As staff began popping up on the screen, they launched into a multidisciplinary discussion of the patient's condition.

"I don't know if this is going to carry forward post-COVID, but I really hope it does," Reddy said.

Internal medicine residents have gotten in on the Zoom calls, too. They make rounds virtually in the mornings, and have dedicated time in the afternoons to keep families updated on a patient's progress.

Katrina Parks says a medical resident would also coordinate calls between her and COVID nurses so she could speak to her husband while he was on the ventilator.

"Every day that he was in the hospital, I left the light on in our room. So, every day that I talked to him, I told him I am waiting for you to come home and turn the light off," Parks said. "I was hoping that he could hear us and know that we love him and miss him."

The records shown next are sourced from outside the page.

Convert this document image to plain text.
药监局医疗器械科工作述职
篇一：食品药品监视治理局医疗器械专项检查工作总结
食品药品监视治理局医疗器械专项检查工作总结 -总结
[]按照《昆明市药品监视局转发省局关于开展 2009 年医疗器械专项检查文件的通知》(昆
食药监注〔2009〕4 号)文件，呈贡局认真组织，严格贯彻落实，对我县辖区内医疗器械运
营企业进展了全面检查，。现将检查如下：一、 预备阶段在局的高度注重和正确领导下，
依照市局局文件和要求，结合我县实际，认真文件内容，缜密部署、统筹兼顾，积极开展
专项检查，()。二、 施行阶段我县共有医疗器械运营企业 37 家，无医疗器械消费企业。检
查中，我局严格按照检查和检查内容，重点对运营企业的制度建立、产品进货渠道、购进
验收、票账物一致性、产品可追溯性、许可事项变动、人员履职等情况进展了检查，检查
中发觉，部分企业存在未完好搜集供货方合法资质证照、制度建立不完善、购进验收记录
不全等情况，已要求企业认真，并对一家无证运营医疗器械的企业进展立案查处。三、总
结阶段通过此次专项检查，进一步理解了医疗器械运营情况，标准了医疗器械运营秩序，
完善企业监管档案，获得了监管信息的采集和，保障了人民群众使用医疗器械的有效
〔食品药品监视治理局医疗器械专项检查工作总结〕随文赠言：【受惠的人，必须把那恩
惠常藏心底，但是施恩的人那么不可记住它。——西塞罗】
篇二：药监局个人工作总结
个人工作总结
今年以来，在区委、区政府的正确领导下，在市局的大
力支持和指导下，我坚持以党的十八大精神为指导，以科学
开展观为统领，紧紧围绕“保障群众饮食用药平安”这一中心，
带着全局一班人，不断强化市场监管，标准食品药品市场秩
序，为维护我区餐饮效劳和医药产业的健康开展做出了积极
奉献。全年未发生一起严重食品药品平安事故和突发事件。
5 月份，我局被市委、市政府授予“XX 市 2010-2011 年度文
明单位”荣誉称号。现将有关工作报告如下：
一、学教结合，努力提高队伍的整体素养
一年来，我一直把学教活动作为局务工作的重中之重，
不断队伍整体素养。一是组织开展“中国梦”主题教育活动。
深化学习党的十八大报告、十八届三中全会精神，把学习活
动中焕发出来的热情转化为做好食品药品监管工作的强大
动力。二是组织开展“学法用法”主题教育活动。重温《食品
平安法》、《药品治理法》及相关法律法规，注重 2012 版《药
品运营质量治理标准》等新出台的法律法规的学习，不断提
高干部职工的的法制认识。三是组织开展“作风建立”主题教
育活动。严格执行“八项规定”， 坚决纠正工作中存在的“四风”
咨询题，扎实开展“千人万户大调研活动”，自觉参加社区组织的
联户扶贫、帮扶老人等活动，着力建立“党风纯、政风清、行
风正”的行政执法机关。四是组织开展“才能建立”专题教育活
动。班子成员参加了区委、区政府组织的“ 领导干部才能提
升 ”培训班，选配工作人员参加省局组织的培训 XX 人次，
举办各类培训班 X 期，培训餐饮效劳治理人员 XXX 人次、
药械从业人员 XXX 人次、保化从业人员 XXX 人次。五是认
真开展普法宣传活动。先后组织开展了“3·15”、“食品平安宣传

After being on the ventilator for 21 days, Kerry Parks was able to breathe on his own. The first person he remembers seeing was his wife on Zoom.

Kerry and Katrina Parks with their baby daughter.
Credit Courtesy the Parks family
Kerry and Katrina Parks with their baby daughter.

"Ahhh man, that was something else," he said. "Seeing her face, seeing my daughter — it's an indescribable feeling."

Katrina Parks, sitting close to her husband on the sofa, said that Zoom call is something she will never forget.

"He was mouthing to me ‘Baby, baby.' And, I was like ‘You want to see the baby?' He said yes, and I held the baby up into this Zoom picture and then he just started bawling," Katrina said. "I was just like, oh my goodness, everything is going to be alright."

After nearly a month in the hospital, Kerry finally came home. He got to hold his baby and turn off the bedroom lights.